Vereinbarung mit muslimischen Verbänden: Der Islam gehört zu Hamburg

20.08.2012

Unmittelbare Konsequenzen wird insbesondere die Klausel über islamische Feiertage haben. Danach gelten jeweils ein bestimmter Tag des Opferfests und des Ramadanfests sowie der Aschura-Tag, ein zentraler Gedenktag der Schiiten, als "kirchliche" Feiertage im Sinne des Hamburger Feiertagsgesetzes.

Damit werden die Tage zwar nicht als "gesetzlicher Feiertag" anerkannt wie der Karfreitag oder der Ostermontag; sie werden aber gleichgestellt mit dem evangelischen Buß- und Bettag und bestimmten jüdischen Feiertagen. An diesen Tagen können Arbeitnehmer unter Hinweis auf religiöse Pflichten unabhängig von Urlaubsansprüchen freinehmen und müssen lediglich auf ihren Tageslohn verzichten.

Das gleiche gilt an den genannten Tagen nun auch für muslimische Arbeitnehmer in Hamburg. Ihre Kinder können zudem verlangen, vom Unterricht befreit zu werden.
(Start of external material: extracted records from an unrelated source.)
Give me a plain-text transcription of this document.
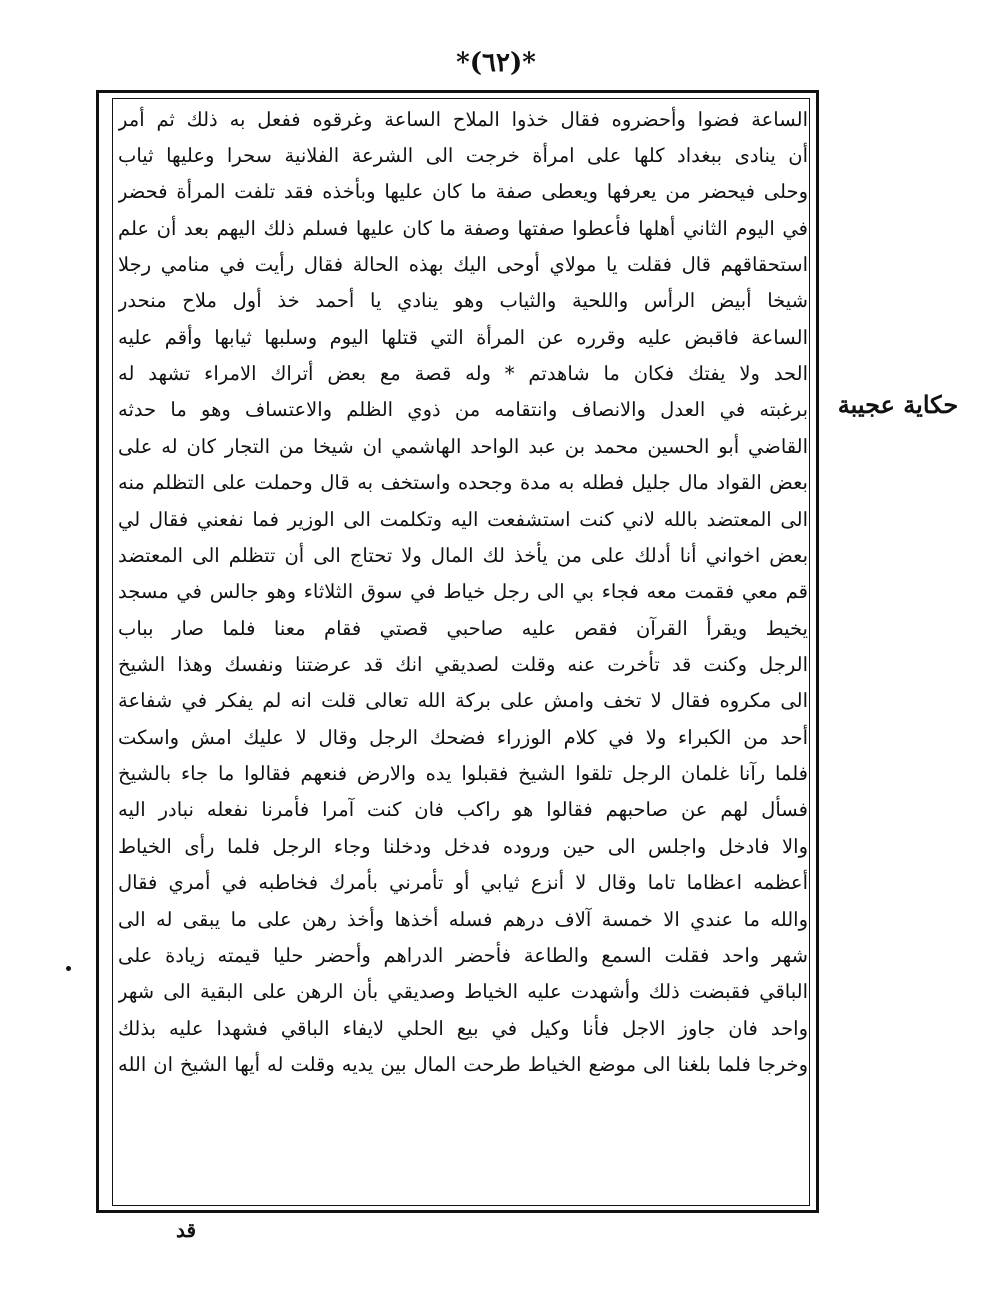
*(٦٢)*
الساعة فضوا وأحضروه فقال خذوا الملاح الساعة وغرقوه ففعل به ذلك ثم أمر
أن ينادى ببغداد كلها على امرأة خرجت الى الشرعة الفلانية سحرا وعليها ثياب
وحلى فيحضر من يعرفها ويعطى صفة ما كان عليها وبأخذه فقد تلفت المرأة فحضر
في اليوم الثاني أهلها فأعطوا صفتها وصفة ما كان عليها فسلم ذلك اليهم بعد أن علم
استحقاقهم قال فقلت يا مولاي أوحى اليك بهذه الحالة فقال رأيت في منامي رجلا
شيخا أبيض الرأس واللحية والثياب وهو ينادي يا أحمد خذ أول ملاح منحدر
الساعة فاقبض عليه وقرره عن المرأة التي قتلها اليوم وسلبها ثيابها وأقم عليه
الحد ولا يفتك فكان ما شاهدتم * وله قصة مع بعض أتراك الامراء تشهد له
برغبته في العدل والانصاف وانتقامه من ذوي الظلم والاعتساف وهو ما حدثه
القاضي أبو الحسين محمد بن عبد الواحد الهاشمي ان شيخا من التجار كان له على
بعض القواد مال جليل فطله به مدة وجحده واستخف به قال وحملت على التظلم منه
الى المعتضد بالله لاني كنت استشفعت اليه وتكلمت الى الوزير فما نفعني فقال لي
بعض اخواني أنا أدلك على من يأخذ لك المال ولا تحتاج الى أن تتظلم الى المعتضد
قم معي فقمت معه فجاء بي الى رجل خياط في سوق الثلاثاء وهو جالس في مسجد
يخيط ويقرأ القرآن فقص عليه صاحبي قصتي فقام معنا فلما صار بباب
الرجل وكنت قد تأخرت عنه وقلت لصديقي انك قد عرضتنا ونفسك وهذا الشيخ
الى مكروه فقال لا تخف وامش على بركة الله تعالى قلت انه لم يفكر في شفاعة
أحد من الكبراء ولا في كلام الوزراء فضحك الرجل وقال لا عليك امش واسكت
فلما رآنا غلمان الرجل تلقوا الشيخ فقبلوا يده والارض فنعهم فقالوا ما جاء بالشيخ
فسأل لهم عن صاحبهم فقالوا هو راكب فان كنت آمرا فأمرنا نفعله نبادر اليه
والا فادخل واجلس الى حين وروده فدخل ودخلنا وجاء الرجل فلما رأى الخياط
أعظمه اعظاما تاما وقال لا أنزع ثيابي أو تأمرني بأمرك فخاطبه في أمري فقال
والله ما عندي الا خمسة آلاف درهم فسله أخذها وأخذ رهن على ما يبقى له الى
شهر واحد فقلت السمع والطاعة فأحضر الدراهم وأحضر حليا قيمته زيادة على
الباقي فقبضت ذلك وأشهدت عليه الخياط وصديقي بأن الرهن على البقية الى شهر
واحد فان جاوز الاجل فأنا وكيل في بيع الحلي لايفاء الباقي فشهدا عليه بذلك
وخرجا فلما بلغنا الى موضع الخياط طرحت المال بين يديه وقلت له أيها الشيخ ان الله
حكاية عجيبة
قد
"Religionsunterricht für alle"?

Besondere Aufmerksamkeit verdient auch die Vereinbarung über den Religionsunterricht. In einer fünfjährigen Entwicklungsphase soll das bisherige "Hamburger Modell" weiterentwickelt werden. Bislang gibt es an den öffentlichen Schulen in der Hansestadt überwiegend einen "Religionsunterricht für alle", der in evangelischer Verantwortung erteilt wird, aber grundsätzlich allen Schülern offen steht. In Zukunft sollen die islamischen und alevitischen Religionsgemeinschaften als gleichberechtigte Verantwortliche einen gemeinsamen, gemischt-religiösen Religionsunterricht mitgestalten.

Dabei nehmen die Vertragspartner und die Evangelisch-Lutherische Landeskirche in Norddeutschland, mit der diese Vereinbarung abgestimmt wurde, bewusst in Kauf, dass sich die Realität des Religionsunterrichts in Hamburg immer weiter vom Leitbild des GG entfernt. Religionsunterricht im Sinne des Art. 7 Abs. 3 GG ist keine überkonfessionelle, vergleichende Betrachtung religiöser Lehren, keine bloße Religionskunde.
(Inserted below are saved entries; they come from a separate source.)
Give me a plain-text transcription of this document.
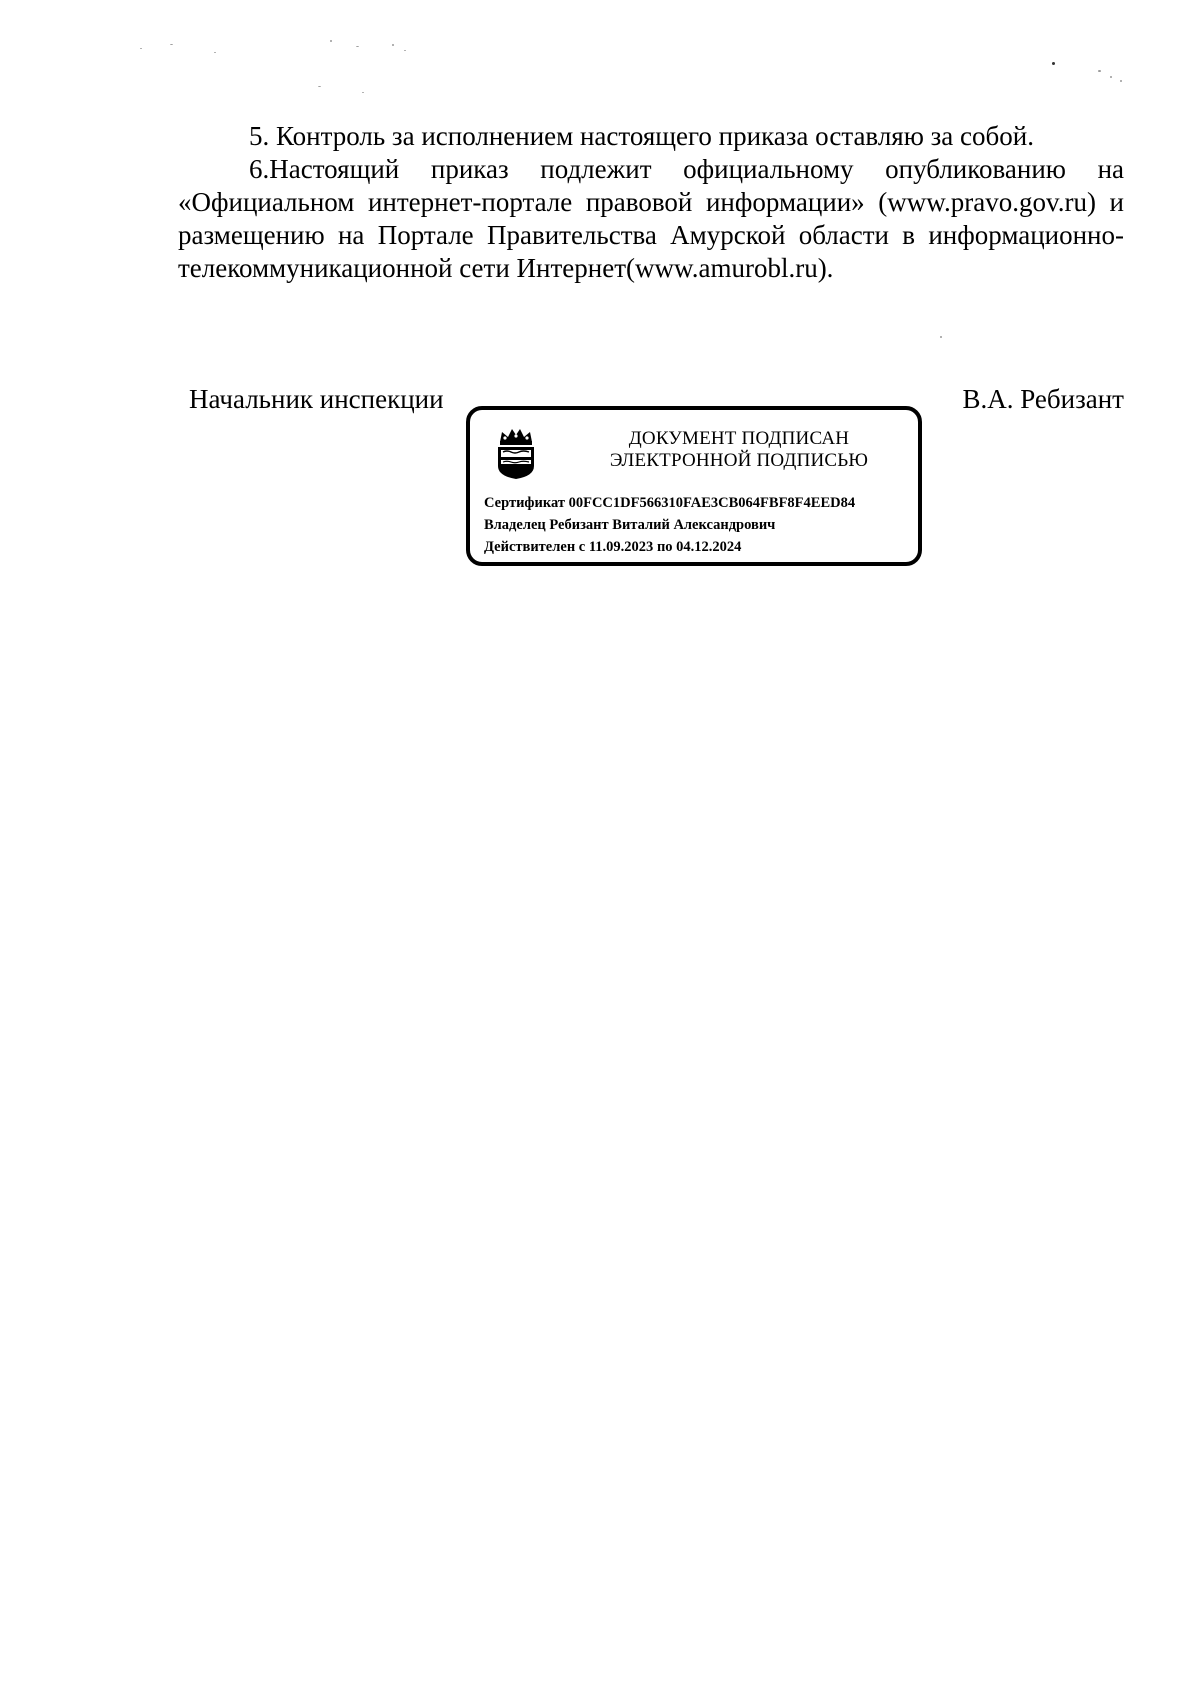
5. Контроль за исполнением настоящего приказа оставляю за собой.

6.Настоящий приказ подлежит официальному опубликованию на «Официальном интернет-портале правовой информации» (www.pravo.gov.ru) и размещению на Портале Правительства Амурской области в информационно-телекоммуникационной сети Интернет(www.amurobl.ru).

Начальник инспекции	В.А. Ребизант
ДОКУМЕНТ ПОДПИСАН
ЭЛЕКТРОННОЙ ПОДПИСЬЮ
Сертификат 00FCC1DF566310FAE3CB064FBF8F4EED84
Владелец Ребизант Виталий Александрович
Действителен с 11.09.2023 по 04.12.2024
Gegenstand ist vielmehr die Vermittlung der Glaubenssätze der jeweiligen Religionsgemeinschaft (BVerfG, Beschl. v. 25.02.1987, Az. 1 BvR 47/84). Die katholische Kirche beteiligt sich daher konsequenterweise nicht an dem Modell, sondern macht zumindest an einigen öffentlichen Schulen in Hamburg von ihrem Grundrecht auf Erteilung katholischen Religionsunterrichts  als ordentliches Lehrfach Gebrauch.

Kopftuch, Muezzin und Schwimmunterricht bleiben ungeregelt

Interessant ist schließlich auch, was der Vertrag nicht regelt. Einen Bogen machen Senat und Verbände um manchen Konflikt, der in den letzten Jahren die juristische und gesellschaftliche Diskussion bestimmt hat: das Kopftuch der Lehrerin, der Ruf des Muezzin und die Befreiung muslimischer Mädchen vom Schwimmunterricht.

Zu all diesen Fragen äußern sich Senat und Verbände nicht verbindlich, sondern lediglich in allgemein gehaltenen Bekenntnissen oder vagen Protokollerklärungen. Allerdings ist dies auch gar nicht anders möglich. Eine Vereinbarung zwischen einem Bundesland und verschiedenen Religionsgemeinschaften darf die Rechte einzelner Gläubiger nicht unmittelbar beschränken. Wo genau die Grenzen verlaufen zwischen der Ausübung der Religionsfreiheit und dem Elternrecht, der negativen Religionsfreiheit von Nichtmuslimen oder dem staatlichen Bildungs- und Erziehungsauftrag, das müssen auch in Zukunft im Streitfall die Gerichte entscheiden.

Obwohl die Verträge also manche Frage offen lassen und im Detail Anlass zu Kritik geben, sind sie ein deutliches Signal, dass der Staat auch gegenüber dem Islam den Weg fortsetzen wird, der im Umgang mit den Religionen verfassungsrechtlich begründet und rechtspolitisch bewährt ist: Die Stadt Hamburg verzichtet auf eine laizistische Trennung, und setzt stattdessen auf eine offene Kooperation mit den Religionsgemeinschaften. Andere Bundesländer werden dem Beispiel folgen.

Der Autor Thomas Traub ist Wissenschaftlicher Mitarbeiter am Institut für Kirchenrecht der Universität zu Köln und war an einem Forschungsprojekt zum Islam im säkularen Verfassungsstaat beteiligt.